Le tambour bâta, tambour rituel venu d’Afrique joué tout en roulements sur une fascinante tournante de mains sonne le temps venu de repasser par la tradition.
Moment d’intensité maximale où là rythmique dans son entier (mention spéciale au bassiste habituel pourtant installé à Madrid désormais, l’excellent Reiner Elizalde) emboîte le pas cadencé du percussionniste. Alors, alors seulement entre en jeu Yilian Canizares. Pour un morceau, un seul. Une trame de musique cubaine traditionnelle jouée dans son jus rythmique, dans ses rondeurs harmoniques, soudain se tend sur les cordes du violon. Puis explose dans une myriade de notes lâchées dans l’enceinte de l’Opéra.
Chucho fera également état du swing, épisode jazz sur un standard (But Not for me).
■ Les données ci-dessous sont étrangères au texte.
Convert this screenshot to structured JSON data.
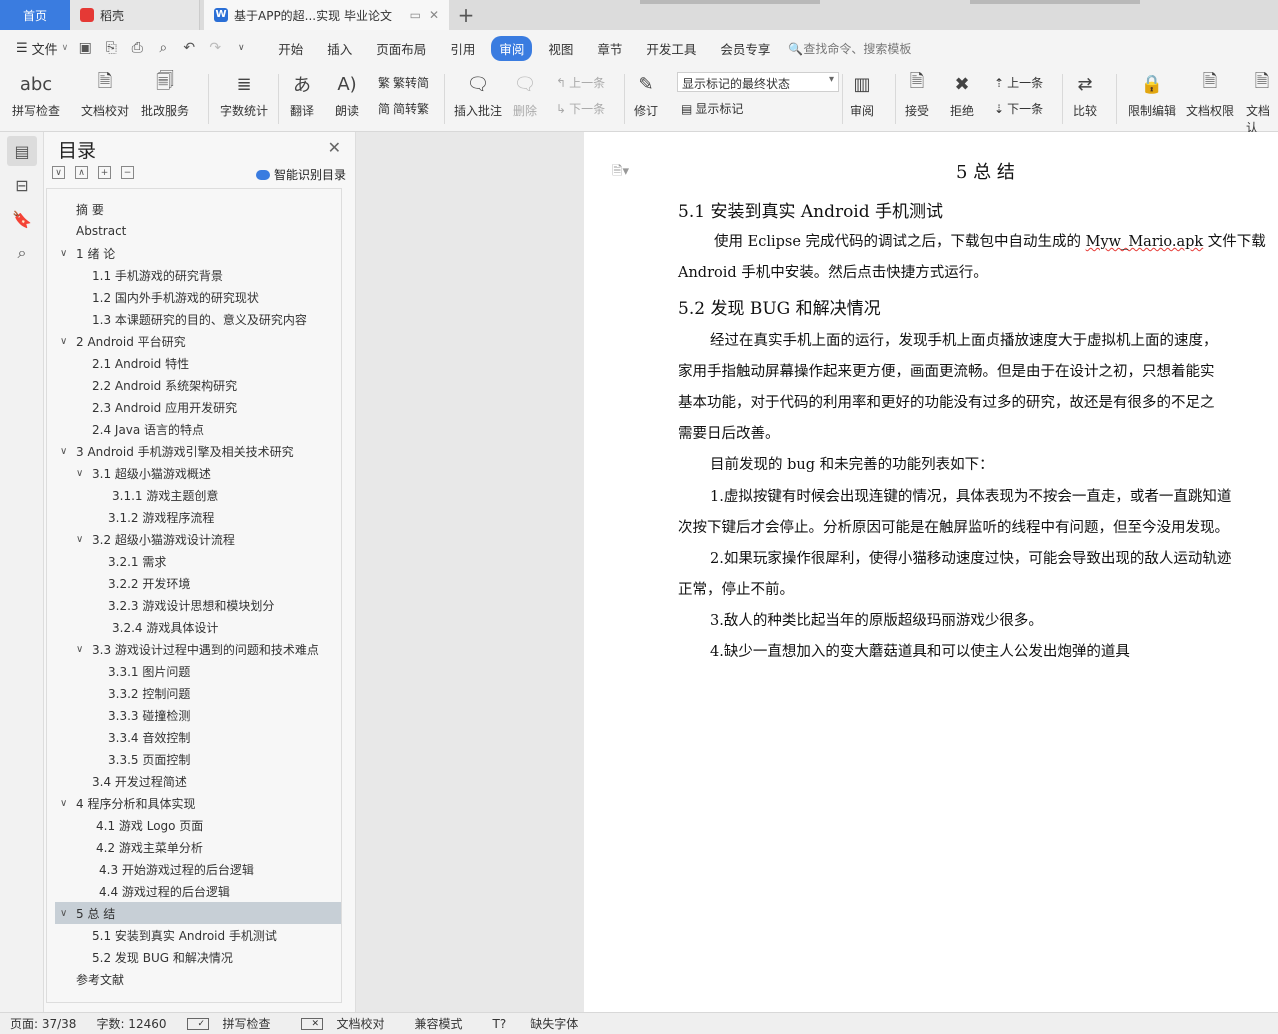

Distillera beaucoup de sensibilité dans son jeu, toucher délicat sur le clavier, émotion en effluves le temps d’une longue introduction en piano solo -au passage, on attend avec impatience un enregistrement solo de sa part « Je vais même en enregistrer plusieurs » confiera-t-il plus tard. Et bien sur, cerise sur le gâteau, le concert se terminera par « un tango blues comme on le joue chez moi, à Cuba » Chucho Valdes aime à faire savoir, à rappeler qu’il est toujours un « maître » en matière de musique afro-cubaine. Le public monégasque, comme d’autres dans cette tournée européenne, a pu le vérifier in situ. Et s’en régaler sous les ors scintillants de l’Opéra Garnier.